Alain Mayeur indique que l’on est en présence d’une "évolution nécessaire : c’est un chantier important qu’il faut mener à bien pour développer l’accessibilité, afin d'avoir une présentation homogène de l’offre de formation, de profiler les usages, d'articuler les offres de formations avec les ressources numériques associées". L'enjeu est d'obtenir une "lisibilité des ressources accrue auprès des étudiants et des enseignants, un accès organisé aux ressources pédagogiques au moyen de l’ENT, une présentation homogène, au sein de l’établissement, des ressources potentiellement accessibles aux usagers" ainsi que "des services d’accès en fonction du profil de l’étudiant". Le périmètre du projet touche à "la production et à la gestion des ressources, mais aussi à leur publication en permettant de contrôler les droits d’accès par les usagers. Il touche aussi à leur visibilité grâce à l'indexation en LOMFR et la classification élaborée par les UNT, etc." La mise en place d’un système de gestion de documents correspond aussi à « un système de production partageable par l’échange de métadonnées OAI-PMH et un système de recherche avancée (métadonnées, texte intégral)".

Le groupe de projet est constitué d'experts de l’INSA de Lyon, de l'université Rennes-1, de l'INPT (Institut national polytechnique de Toulouse), de l'université de Valenciennes et du Hainaut-Cambrésis. Le pilotage est inter-UNT, auquel sont associés des directeurs de SCD. Le développement technologique est fait en open source.

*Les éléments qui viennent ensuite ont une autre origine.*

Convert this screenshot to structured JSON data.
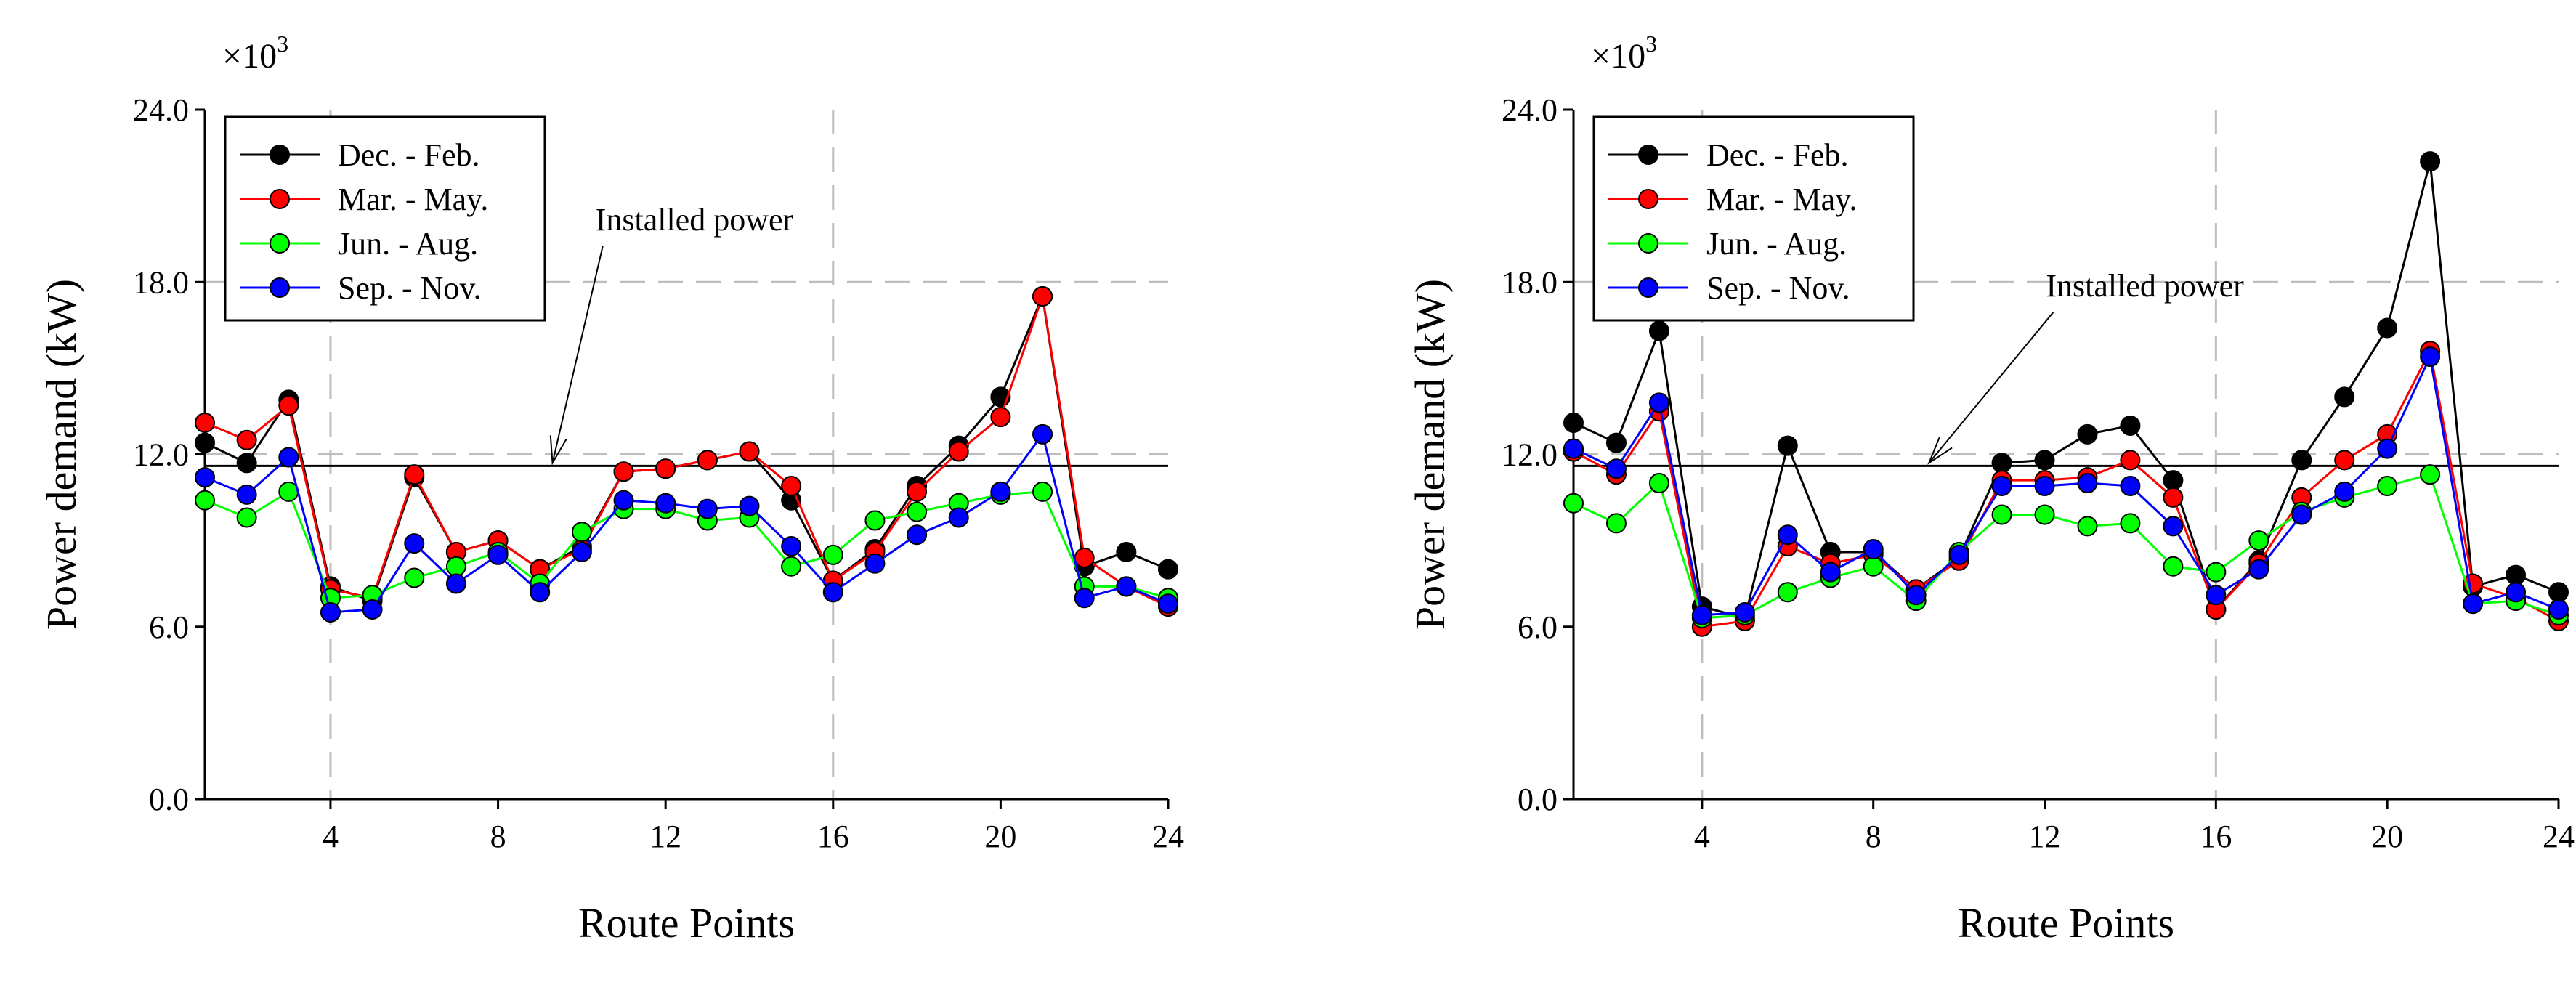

Yohan Colmant, de l'université Valenciennes et du Hainaut-Cambrésis, poursuit la présentation pratique du projet ORI-OAI, de réseaux de portails OAI. « Vu de l’extérieur, un entrepôt de ressources est une boîte noire dans laquelle il y a des documents, auxquels sont associées des métadonnées. L’entrepôt compatible OAI permet d’organiser les protocoles d’échange des ressources. Le moissonneur compatible OAI est capable de faire des requêtes sur un entrepôt OAI. Par exemple, un internaute accède au site web d’UNIT et retrouve tous les entrepôts moissonnés par UNIT". L'équipe projet est partie de travaux réalisés dans le cadre d’ESUP portail, indique-t-il. Elle est "actuellement en phase finale et passe en phase de test. Une première version complète est achevée, l'équipe travaille maintenant à la mise en place d’autres formats que le LOM". Pour la distribution du projet ORI-OAI, la mise en place diffère selon les contextes différents : selon qu’il s’agit d’un établissement, d’une UNT ou d’une UNR".

Questions

Un participant de Nice demande s'il est possible d’y intégrer l'outil de communication scientifique entre chercheurs HAL (Hyper article en ligne, http://hal.archives-ouvertes.fr). Alain Mayeur répond que le groupe "travaille sur une coordination entre le référentiel au sein de l’établissement et le référentiel national HAL. Une réunion a eu lieu il y a une dizaine de jours sur la question de se relier à HAL. Par contre, HAL est d'ores et déjà moissonnable immédiatement". Selon Marcel Spector, "cela suppose que les systèmes d’information locaux fonctionnent, et on voit au quotidien des systèmes qui ne fonctionnent pas. Quelle est la stratégie de récupération de l’existant ? C’est le cœur du début du système". Il s'agit pour Alain Mayeur, "d’abord de travailler les systèmes, ensuite de récupérer l’existant. Les deux aspects doivent être menés en parallèle. Il faut aujourd’hui déclencher ces chantiers". Pour Marcel Spector, « la question est que 90 % des ressources sont grises. Comment faire pour qu’elles soient visibles ? Le problème est d’abord de faire des systèmes d’information locaux qui se tiennent, et on n'a pas beaucoup avancé jusqu’à présent".